Forms showing preference of face-like images

‍

Because it is so easy and relevant for humans to identify a person looking at their face, it has been used since the invention of photography as a way of identifying persons. Indeed, it was in 1882 that M. Bertillon introduced the "mugshot" at the Paris Police Station, a way of registering identities that is still in place today:

Mugshot representation — Alphonse Bertillon, Self-portrait. Source: https://en.wikipedia.org/wiki/Alphonse_Bertillon

Facial recognition was also one of the earliest attempts to implement computer systems that can do the same. In fact, the first known facial recognition system was implemented back in 1965 by Woody Bledsoe (See Wired ” The secret story of facial recognition”: https://www.wired.com/story/secret-history-facial-recognition/):

Nevertheless, it was not until 2010, with the advancements of Deep Convolutional Neural Networks, that systems performing as similar as humans were developed. Before Deep Learning, facial recognition systems performed really bad. Indeed, in a report of Facial Recognition Systems performed by NIST, it is claimed that "The major result of the evaluation is that massive gains in accuracy have been achieved in the last five years (2013- 2018) and these far exceed improvements made in the prior period (2010-2013). While the industry gains are broad - at least 28 developers’ algorithms now outperform the most accurate algorithm from late 2013 - there remains a wide range of capabilities. With good quality portrait photos, the most accurate algorithms will find matching entries, when present, in galleries containing 12 million individuals, with error rates below 0.2%. "
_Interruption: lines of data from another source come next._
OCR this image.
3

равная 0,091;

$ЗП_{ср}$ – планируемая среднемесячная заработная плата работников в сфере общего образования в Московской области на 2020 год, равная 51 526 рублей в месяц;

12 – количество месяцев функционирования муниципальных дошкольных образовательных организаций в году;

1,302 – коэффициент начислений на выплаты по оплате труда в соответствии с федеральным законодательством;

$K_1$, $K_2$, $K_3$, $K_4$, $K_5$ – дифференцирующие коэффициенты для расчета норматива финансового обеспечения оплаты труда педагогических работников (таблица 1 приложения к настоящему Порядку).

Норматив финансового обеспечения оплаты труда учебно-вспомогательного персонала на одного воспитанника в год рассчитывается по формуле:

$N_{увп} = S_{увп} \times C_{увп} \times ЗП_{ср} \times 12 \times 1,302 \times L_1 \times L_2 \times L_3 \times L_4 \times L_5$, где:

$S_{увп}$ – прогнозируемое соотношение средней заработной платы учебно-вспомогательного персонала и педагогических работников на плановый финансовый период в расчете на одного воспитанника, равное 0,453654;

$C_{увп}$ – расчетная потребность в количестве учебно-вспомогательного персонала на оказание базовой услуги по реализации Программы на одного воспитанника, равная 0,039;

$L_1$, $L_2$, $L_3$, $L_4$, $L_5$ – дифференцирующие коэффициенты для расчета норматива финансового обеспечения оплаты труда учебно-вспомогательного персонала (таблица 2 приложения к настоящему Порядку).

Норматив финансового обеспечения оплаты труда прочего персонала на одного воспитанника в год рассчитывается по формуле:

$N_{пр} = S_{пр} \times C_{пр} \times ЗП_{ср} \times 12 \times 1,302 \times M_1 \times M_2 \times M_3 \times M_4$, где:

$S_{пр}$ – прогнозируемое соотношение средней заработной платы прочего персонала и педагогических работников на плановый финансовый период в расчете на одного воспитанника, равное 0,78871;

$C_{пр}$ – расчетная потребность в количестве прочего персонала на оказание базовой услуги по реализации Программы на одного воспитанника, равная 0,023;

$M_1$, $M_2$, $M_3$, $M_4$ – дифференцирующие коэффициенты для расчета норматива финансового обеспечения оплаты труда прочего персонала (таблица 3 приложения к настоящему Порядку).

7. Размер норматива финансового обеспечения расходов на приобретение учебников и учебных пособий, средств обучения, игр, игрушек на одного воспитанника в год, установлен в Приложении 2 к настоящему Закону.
This "revolution" enables an explosion of facial recognition uses and applications. Today, facial recognition is everywhere: from the very mundane, such as unblocking our phones, to more sophisticated ones, such as automatically processing immigration, to even more controversial ones, such as public surveillance. But what is facial recognition, and how does it work? Let's dive into the following sections.

What Is Facial Recognition?

In short, facial recognition is a type of biometric system, in which a person is recognized by the information provided by its face.
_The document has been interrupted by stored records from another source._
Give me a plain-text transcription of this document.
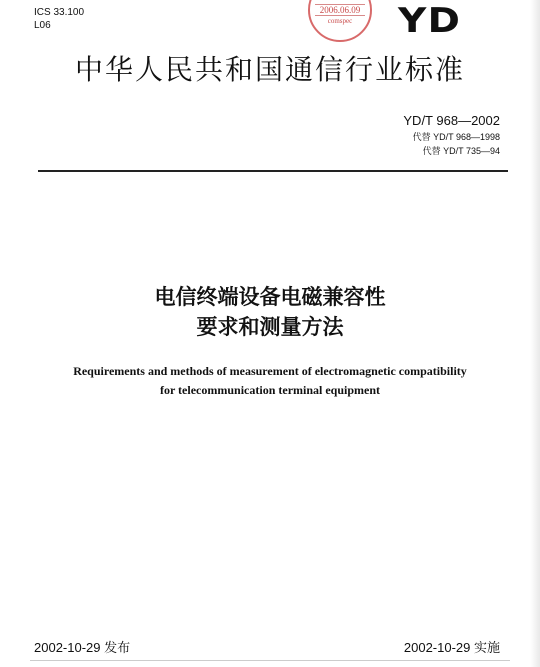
ICS 33.100
L06
2006.06.09
comspec	YD
中华人民共和国通信行业标准
YD/T 968—2002
代替 YD/T 968—1998
代替 YD/T 735—94
电信终端设备电磁兼容性
要求和测量方法
Requirements and methods of measurement of electromagnetic compatibility
for telecommunication terminal equipment
2002-10-29 发布	2002-10-29 实施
‍Definition: a biometric system is a system for the purpose of the biometric recognition of individuals based on their behavioral and biological characteristics (ISO/IEC 2382-37).
‍Definition: biometric recognition is the automated recognition of individuals based on their biological and behavioral characteristics (ISO/IEC 2382-37).‍
Definition: a biometric characteristic is any biological and behavioral characteristic of an individual from which distinguishing, repeatable biometric features can be extracted for the purpose of biometric recognition .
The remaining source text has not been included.